The needle the doctor was holding was about the length of my forearm. He was right, I shouldn’t have looked down. I was standing in his office in Glendale, California with my shirt off and my pants down to my ankles. My stomach was on full display to every doctor, nurse, assistant, and nurse who came and peeked in to see the procedure up close. It was 2010, and track tape was still considered an exciting “panacea” for obesity around Los Angeles. You couldn’t drive down any freeway and not notice the “1-800-GET-THIN” billboards.
A tummy tuck is like putting a rubber band around your stomach. No internal surgery (big pro) and your stomach remains intact, unlike gastric bypass surgery where the stomach is cut and the intestines are rerouted. The saliva strip fits tightly in the upper arch of the stomach and forms a small upper pocket. Basically, it tricks your body into thinking you have a stomach the size of a pigeon. Eat a lot less and get full faster – all of these were big selling points. Of course my body would have to play tricks. I knew that at that point in my life, I wasn’t going to drop a single pound easily.
I was only 19 years old when I got the band, but I had already been put on a diet at the age of 7. I was tired of being fat, tired of spending my life training for one goal and nothing else, tired of waiting for my life after that. fat to begin with. So I had the doctor insert a needle into the port behind my ribcage and inject a full cc of saline. I felt the sides of the band swell and completely enclose my stomach. Slowly he pulled the plunger back and my stomach opened up for the tiniest bit, enough water or other liquids. I had already lost 30 kilos – only 80 to go. Only 80 more until my life can finally be mine.
Little did I know then that the lap band would not be a portal to a new life. It was just a trap sold to me for $6,000 – an eating disorder I bought into and now I can’t escape.
I got a lap band because a girl was mean to me. Ok, this is the short version. But that’s not true. I moved to Los Angeles when I was 18 and 320 pounds. I fell in love with my roommate who didn’t mind the attention but never took me seriously as a date. He also didn’t mince words on the subject: I was too fat. Not too fat to fool around, but too fat to see, too fat to fall in love with.
The long version is much longer. My mother was obsessed with my weight and put me on a diet throughout my childhood. By the time I was 18, I had been to fat camp three times, I was a hardcore member of Weight Watchers, and I could tell you the basics of every fad diet since 1997. I drank cabbage soup, avoided carbs, skipped lunch, had a liquid breakfast and had a personal trainer two, three, five days a week. No expense had been spared and I was still fat. (One night when I was at my thinnest, my dad decided over dinner to calculate how much each pound of my weight loss had cost him. It was meant as a joke, but I don’t think I laughed much.)
We paid out of pocket for the lap lane and I qualified based on the BMI requirement – I was at the far end of the chart in the “why aren’t you dead yet” section. I didn’t need a letter from a therapist or more than one consultation with my chosen surgeon. One down payment, blood, urine and a CT scan of my insides and I was scheduled for surgery. I drank only liquids for 10 days before surgery. I spent them chain smoking Marlboro Reds and drinking orange juice. I lost the first 10 kilos.

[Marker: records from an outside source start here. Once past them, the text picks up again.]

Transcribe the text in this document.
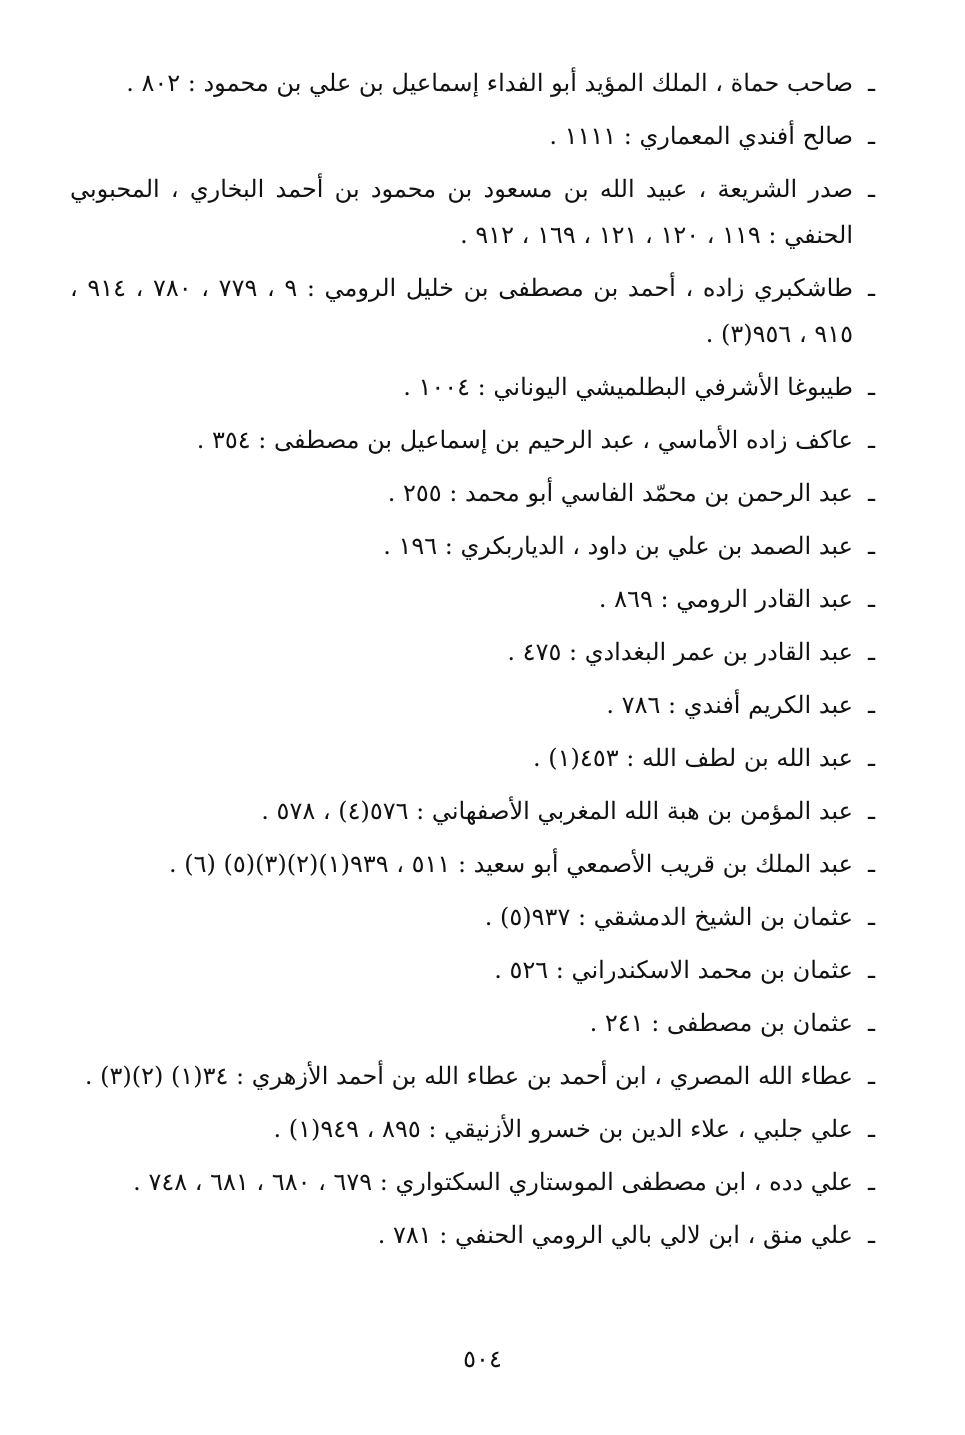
ـ
صاحب حماة ، الملك المؤيد أبو الفداء إسماعيل بن علي بن محمود : ٨٠٢ .
ـ
صالح أفندي المعماري : ١١١١ .
ـ
صدر الشريعة ، عبيد الله بن مسعود بن محمود بن أحمد البخاري ، المحبوبي الحنفي : ١١٩ ، ١٢٠ ، ١٢١ ، ١٦٩ ، ٩١٢ .
ـ
طاشكبري زاده ، أحمد بن مصطفى بن خليل الرومي : ٩ ، ٧٧٩ ، ٧٨٠ ، ٩١٤ ، ٩١٥ ، ٩٥٦(٣) .
ـ
طيبوغا الأشرفي البطلميشي اليوناني : ١٠٠٤ .
ـ
عاكف زاده الأماسي ، عبد الرحيم بن إسماعيل بن مصطفى : ٣٥٤ .
ـ
عبد الرحمن بن محمّد الفاسي أبو محمد : ٢٥٥ .
ـ
عبد الصمد بن علي بن داود ، الدياربكري : ١٩٦ .
ـ
عبد القادر الرومي : ٨٦٩ .
ـ
عبد القادر بن عمر البغدادي : ٤٧٥ .
ـ
عبد الكريم أفندي : ٧٨٦ .
ـ
عبد الله بن لطف الله : ٤٥٣(١) .
ـ
عبد المؤمن بن هبة الله المغربي الأصفهاني : ٥٧٦(٤) ، ٥٧٨ .
ـ
عبد الملك بن قريب الأصمعي أبو سعيد : ٥١١ ، ٩٣٩(١)(٢)(٣)(٥) (٦) .
ـ
عثمان بن الشيخ الدمشقي : ٩٣٧(٥) .
ـ
عثمان بن محمد الاسكندراني : ٥٢٦ .
ـ
عثمان بن مصطفى : ٢٤١ .
ـ
عطاء الله المصري ، ابن أحمد بن عطاء الله بن أحمد الأزهري : ٣٤(١) (٢)(٣) .
ـ
علي جلبي ، علاء الدين بن خسرو الأزنيقي : ٨٩٥ ، ٩٤٩(١) .
ـ
علي دده ، ابن مصطفى الموستاري السكتواري : ٦٧٩ ، ٦٨٠ ، ٦٨١ ، ٧٤٨ .
ـ
علي منق ، ابن لالي بالي الرومي الحنفي : ٧٨١ .
٥٠٤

Under anesthesia, I dreamed that I was kissing Catherine Zeta-Jones. When I came around, the pain was thick and rippling, pulling my chest in and knocking the top off. It took weeks to walk fully upright again and days to sleep comfortably. Then it was worth it to me. I felt myself shrink and enjoyed the compliments that came fast and fast.
I always remember the first days after surgery. I lay in bed and ate only handfuls of ice chips, popsicles and fingerlings of chicken broth. The world felt empty and strange without the ritual of food – coffee at breakfast, drinks with friends. But it also felt open, new, possible. I didn’t need any more food. I had won it. I would kill every memory of my fat self and start anew with a slim shiny body that everyone would love.
The first thing I threw up was an apple. It’s not on the billboards – puke. Nor possible hair loss or tooth damage or symptoms of general malnutrition. The salivary gland is a real physical barrier – it literally blocks food from entering the greater part of your stomach. If you don’t chew slowly enough or often enough? Vomit. Too fibrous things? Are you eating too fast? Or in bed? All of these make the food come back. And sometimes that happened if I drank water too fast or ate food that was too cold or too spicy. Sushi, pizza and hot dog buns were all banned. I’ve thrown up in a trash can, out of a car window, halfway through a date behind a tree, and on the corner of Notre Dame Cathedral when I couldn’t help it. But the very first time was an apple.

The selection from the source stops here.